According to Hochstein, the benefit of Netflix’s approach is a streamlined software development life-cycle (SDLC):
“Developers need to change the system to deliver features, so they want to make as many changes as possible. But every change carries a risk […] so operators want to make fewer changes. When the same engineers are responsible for both development and operations, they are in a better position to make tradeoffs between these conflicting goals”.
Accountability and speed
When you enable every developer in your engineering team to deploy changes to the production environment, you stand to gain much more than a harmonious working environment.
- Motivating people to participate in the entire process encourages them to take responsibility, contributing to greater accountability. They start to develop a feature or a bug fix and see it through to production. If the code they deployed breaks something, it’s their job to fix it.
- They can be independent — in terms of both time and knowledge: When only one person knows how to deploy, and they aren’t there, you’re out of luck. You might have a critical bug that nobody can fix. And it doesn’t matter which stakeholder is the gateway to the production deployment — it can be the product manager, DevOps, or any other relevant function in the company. When there’s no shared responsibility, a single person becomes a liability.
- Finally, it allows you to quickly push code — whether bug fixes or new features. You don’t have to deploy according to someone else’s schedule or wait for some pre-planned deployment date that someone arbitrarily set.
Break it till you make it
Of course, there are also downsides, mainly the risk of breaking something after deployment.
However, being responsible for the whole process can help minimize such scenarios. When a developer owns the workflow — from ticket to push — it means they contact QA once development is complete, get the feedback from QA, and either fix the problems or continue to the next stage, which traditionally would be DevOps’ domain. Now the developer is the person who takes care of that.
To say, “I’m only developing. Once it’s in QA, my work here is done”, means you abandon the thing you’ve worked on. But if the developer assigned to the ticket isn’t responsible, who is?
So what does it take to make people feel comfortable taking on this responsibility? As we’ve learned from supporting our portfolio companies, it’s not always a question of technical expertise. Sometimes the person who’s the gateway to production is the one who needs to change their mindset and be able to delegate and trust others.
Some companies are reluctant to adopt this practice. Citing seniority or familiarity with the codebase, they prefer the centralized approach. But it doesn’t guarantee fail-proof deployment because neither argument protects you from unexpected circumstances:
- Just because a person is familiar with the codebase doesn’t mean they’re never wrong; nobody is perfect, and everybody makes mistakes that cause unexpected bugs.
- When it’s a seniority consideration, it may result in poor risk management: What do you do if you have an emergency but the CTO (the only one who can deploy) is away for some reason?
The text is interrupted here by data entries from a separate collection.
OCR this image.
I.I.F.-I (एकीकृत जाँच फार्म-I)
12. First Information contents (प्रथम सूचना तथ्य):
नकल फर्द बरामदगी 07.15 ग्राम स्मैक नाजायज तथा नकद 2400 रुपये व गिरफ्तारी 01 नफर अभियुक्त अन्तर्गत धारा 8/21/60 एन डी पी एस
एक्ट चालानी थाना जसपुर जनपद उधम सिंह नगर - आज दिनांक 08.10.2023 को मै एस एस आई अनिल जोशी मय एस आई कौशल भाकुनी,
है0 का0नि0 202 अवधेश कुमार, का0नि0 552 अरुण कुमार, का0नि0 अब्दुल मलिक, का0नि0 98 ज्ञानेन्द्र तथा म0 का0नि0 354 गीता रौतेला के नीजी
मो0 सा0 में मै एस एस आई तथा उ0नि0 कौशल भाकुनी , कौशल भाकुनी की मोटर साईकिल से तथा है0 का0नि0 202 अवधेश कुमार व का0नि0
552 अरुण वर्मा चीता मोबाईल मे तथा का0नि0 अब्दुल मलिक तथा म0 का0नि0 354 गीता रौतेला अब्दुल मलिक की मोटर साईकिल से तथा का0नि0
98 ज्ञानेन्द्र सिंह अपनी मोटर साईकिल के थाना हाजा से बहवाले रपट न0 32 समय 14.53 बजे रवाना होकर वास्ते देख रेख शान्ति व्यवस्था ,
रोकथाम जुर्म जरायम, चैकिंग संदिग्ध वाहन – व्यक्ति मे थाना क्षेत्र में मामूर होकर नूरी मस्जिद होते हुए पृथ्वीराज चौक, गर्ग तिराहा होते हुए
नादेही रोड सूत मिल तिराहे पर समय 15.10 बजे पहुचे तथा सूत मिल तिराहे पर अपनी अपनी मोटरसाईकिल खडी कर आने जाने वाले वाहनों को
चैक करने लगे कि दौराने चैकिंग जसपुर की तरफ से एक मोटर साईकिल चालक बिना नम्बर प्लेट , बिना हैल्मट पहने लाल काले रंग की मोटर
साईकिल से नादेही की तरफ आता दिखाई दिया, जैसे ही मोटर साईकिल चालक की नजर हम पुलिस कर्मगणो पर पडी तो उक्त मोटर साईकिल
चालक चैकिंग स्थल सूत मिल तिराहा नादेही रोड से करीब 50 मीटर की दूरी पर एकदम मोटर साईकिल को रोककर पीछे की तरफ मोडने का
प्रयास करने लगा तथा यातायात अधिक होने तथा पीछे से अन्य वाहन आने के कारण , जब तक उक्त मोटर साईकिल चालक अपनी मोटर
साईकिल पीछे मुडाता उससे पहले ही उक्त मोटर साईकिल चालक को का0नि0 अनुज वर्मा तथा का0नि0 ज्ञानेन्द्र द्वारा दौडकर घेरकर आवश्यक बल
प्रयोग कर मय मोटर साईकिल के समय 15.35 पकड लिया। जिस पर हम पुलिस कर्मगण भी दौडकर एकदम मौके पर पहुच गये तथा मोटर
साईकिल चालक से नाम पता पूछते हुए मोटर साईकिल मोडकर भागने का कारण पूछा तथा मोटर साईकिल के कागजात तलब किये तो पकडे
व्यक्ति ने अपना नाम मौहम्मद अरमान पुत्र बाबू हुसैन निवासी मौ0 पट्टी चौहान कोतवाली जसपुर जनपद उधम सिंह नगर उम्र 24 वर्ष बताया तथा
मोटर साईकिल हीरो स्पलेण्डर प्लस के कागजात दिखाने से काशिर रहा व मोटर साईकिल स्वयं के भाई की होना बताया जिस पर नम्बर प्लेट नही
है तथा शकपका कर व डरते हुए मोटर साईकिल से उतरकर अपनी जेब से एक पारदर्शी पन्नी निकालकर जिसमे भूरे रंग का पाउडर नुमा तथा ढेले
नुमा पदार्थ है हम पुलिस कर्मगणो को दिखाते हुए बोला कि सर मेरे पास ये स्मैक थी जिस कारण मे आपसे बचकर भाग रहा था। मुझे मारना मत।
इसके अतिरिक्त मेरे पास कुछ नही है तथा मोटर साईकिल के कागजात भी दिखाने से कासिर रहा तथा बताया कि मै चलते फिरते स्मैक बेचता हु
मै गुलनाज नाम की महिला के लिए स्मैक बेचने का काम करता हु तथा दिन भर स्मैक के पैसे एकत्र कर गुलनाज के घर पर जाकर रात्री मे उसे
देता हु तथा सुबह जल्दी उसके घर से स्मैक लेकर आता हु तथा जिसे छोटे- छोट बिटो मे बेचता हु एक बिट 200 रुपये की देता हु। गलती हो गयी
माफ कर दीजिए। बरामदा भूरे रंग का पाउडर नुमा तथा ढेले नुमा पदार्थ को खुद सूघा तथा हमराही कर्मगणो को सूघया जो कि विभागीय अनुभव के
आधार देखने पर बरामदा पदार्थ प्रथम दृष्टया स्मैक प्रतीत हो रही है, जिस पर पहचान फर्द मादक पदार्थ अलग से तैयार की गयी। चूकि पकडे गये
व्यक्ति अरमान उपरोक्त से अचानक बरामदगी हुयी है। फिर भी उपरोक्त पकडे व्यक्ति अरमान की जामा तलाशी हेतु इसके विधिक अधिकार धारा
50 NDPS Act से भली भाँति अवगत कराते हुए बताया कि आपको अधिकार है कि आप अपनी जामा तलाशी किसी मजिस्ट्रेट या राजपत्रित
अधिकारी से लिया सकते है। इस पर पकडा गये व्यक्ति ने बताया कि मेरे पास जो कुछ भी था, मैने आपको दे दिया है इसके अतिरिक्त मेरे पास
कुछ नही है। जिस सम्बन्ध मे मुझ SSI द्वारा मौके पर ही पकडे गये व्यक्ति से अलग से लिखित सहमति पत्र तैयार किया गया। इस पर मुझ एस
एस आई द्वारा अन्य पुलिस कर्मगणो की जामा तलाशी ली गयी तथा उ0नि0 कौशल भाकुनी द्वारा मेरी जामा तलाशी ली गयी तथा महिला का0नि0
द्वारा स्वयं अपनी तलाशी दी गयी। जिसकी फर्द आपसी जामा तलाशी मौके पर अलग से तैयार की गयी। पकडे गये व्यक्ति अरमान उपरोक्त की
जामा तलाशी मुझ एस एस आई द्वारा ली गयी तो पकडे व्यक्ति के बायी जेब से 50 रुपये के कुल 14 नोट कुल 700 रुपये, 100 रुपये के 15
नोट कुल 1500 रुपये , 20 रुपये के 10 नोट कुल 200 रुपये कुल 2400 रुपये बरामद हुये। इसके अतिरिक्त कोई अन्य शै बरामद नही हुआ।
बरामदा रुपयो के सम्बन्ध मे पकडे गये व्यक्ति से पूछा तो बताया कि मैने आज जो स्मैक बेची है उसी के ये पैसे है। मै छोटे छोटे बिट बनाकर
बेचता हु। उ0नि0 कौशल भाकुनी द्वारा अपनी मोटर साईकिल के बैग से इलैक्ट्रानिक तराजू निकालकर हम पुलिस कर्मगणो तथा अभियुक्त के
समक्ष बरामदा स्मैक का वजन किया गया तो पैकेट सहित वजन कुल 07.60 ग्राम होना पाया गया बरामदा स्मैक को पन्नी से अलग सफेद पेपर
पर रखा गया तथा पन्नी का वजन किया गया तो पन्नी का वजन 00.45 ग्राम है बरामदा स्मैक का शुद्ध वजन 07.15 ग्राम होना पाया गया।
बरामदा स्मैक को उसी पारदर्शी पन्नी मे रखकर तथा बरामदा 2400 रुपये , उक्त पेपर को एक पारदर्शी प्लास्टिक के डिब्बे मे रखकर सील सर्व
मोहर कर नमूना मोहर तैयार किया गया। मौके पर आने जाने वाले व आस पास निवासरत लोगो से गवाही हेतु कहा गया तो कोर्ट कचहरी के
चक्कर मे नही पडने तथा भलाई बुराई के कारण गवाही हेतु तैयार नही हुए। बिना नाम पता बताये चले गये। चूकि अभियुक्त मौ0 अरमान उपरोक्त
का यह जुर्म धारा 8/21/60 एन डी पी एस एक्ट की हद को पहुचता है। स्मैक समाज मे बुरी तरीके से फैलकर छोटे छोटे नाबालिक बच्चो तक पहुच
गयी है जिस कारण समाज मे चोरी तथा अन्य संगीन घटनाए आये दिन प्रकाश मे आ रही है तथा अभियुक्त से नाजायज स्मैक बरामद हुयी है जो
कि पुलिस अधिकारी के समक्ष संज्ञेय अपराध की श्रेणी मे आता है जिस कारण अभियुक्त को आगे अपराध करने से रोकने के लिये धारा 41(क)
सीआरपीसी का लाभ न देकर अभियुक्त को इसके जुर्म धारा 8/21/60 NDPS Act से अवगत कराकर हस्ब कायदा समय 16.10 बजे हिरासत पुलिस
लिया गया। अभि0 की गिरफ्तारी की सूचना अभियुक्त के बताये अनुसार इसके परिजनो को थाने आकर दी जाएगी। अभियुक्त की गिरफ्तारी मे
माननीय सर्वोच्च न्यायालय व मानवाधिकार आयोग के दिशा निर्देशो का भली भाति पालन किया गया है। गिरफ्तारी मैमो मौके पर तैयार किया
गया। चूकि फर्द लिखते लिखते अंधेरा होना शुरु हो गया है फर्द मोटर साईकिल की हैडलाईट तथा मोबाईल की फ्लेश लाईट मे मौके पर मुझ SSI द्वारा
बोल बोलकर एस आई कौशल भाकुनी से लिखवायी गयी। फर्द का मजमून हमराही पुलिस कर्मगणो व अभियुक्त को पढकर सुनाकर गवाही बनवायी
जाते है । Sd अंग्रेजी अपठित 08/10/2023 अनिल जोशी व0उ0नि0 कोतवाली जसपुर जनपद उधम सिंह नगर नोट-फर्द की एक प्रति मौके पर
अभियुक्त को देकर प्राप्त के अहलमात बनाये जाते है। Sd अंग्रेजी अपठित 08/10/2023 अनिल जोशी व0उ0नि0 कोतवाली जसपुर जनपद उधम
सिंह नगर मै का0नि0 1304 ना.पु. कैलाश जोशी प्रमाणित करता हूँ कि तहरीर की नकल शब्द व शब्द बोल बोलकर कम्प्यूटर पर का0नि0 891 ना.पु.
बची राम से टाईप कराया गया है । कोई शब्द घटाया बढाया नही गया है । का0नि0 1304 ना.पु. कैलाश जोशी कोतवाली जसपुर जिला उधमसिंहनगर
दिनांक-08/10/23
Denying developers this broad-scoped responsibility toward the application or the ticket can sometimes produce poor results, whereas motivating them to feel more involved would improve code quality and increase productivity. We’ve seen teams come to a halt when they’re done coding, sitting there waiting for further instructions.
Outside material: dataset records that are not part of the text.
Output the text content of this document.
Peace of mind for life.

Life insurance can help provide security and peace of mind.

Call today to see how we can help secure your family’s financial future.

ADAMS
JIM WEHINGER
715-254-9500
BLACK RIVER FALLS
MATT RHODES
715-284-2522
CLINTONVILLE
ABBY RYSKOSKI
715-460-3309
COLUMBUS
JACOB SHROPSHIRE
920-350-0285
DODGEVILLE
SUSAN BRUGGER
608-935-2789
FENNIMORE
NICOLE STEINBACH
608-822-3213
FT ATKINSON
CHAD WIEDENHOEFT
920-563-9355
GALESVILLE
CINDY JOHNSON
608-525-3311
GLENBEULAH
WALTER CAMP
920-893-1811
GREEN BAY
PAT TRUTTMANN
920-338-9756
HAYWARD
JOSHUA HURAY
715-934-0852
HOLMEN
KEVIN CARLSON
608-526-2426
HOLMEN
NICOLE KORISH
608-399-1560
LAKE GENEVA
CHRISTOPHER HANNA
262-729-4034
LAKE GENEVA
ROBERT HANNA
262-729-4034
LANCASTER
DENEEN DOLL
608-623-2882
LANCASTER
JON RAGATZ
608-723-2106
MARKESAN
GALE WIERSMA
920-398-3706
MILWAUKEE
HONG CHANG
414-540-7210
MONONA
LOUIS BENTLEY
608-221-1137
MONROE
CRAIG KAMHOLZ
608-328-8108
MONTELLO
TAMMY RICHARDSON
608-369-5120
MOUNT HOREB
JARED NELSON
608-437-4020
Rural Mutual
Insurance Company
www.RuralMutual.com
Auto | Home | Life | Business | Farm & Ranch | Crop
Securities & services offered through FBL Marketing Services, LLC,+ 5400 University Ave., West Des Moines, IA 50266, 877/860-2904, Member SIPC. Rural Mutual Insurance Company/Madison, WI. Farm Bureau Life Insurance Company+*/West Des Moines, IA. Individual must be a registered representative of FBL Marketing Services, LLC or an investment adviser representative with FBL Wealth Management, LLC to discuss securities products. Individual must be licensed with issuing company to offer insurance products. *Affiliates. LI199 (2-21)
Some people worry about “breaking” the app, but that’s something that the team lead should mitigate: It’s their job to clear roadblocks and make everyone feel confident.
As a leader, you either create an atmosphere where everybody’s allowed to deploy, and it’s not the end of the world if something breaks because we can fix the problem, or you create a discouraging blame culture where nobody will want that kind of responsibility.
It’s a chance for developers to face their fears: The more experience you have, the more comfortable you are, and the fewer mistakes you’ll make.
Failure makes perfect
We would argue that even when something does break in production, and you can measure how much money you lost as a result — it’s still a good thing. That’s actually the point: If a developer can’t see the effects of their code changes and fails to notice this direct correlation, how can you feel responsible and accountable?
It may sound counter-intuitive, but when you think about it, the best-case scenario may be that you break something at some point. Assuming there are proper monitoring or alerting mechanisms (see below), you’ll quickly become aware of the problem, detect where the code you’ve just deployed failed and take ownership of fixing it. Afterward, you can discuss the issue in a retrospective, constructive way and do a postmortem of the incident.
What you do after the incident has been resolved is just as important as how you resolved it: You can deduce why it happened and how to avoid it in the future; you can see the direct consequence of your decisions.
See the big picture
When you’ve got ownership of the entire process, you see the big picture: You know the codebase, you know what changed, and you understand how X relates to Y — how changing something at one place affects a seemingly unrelated layer.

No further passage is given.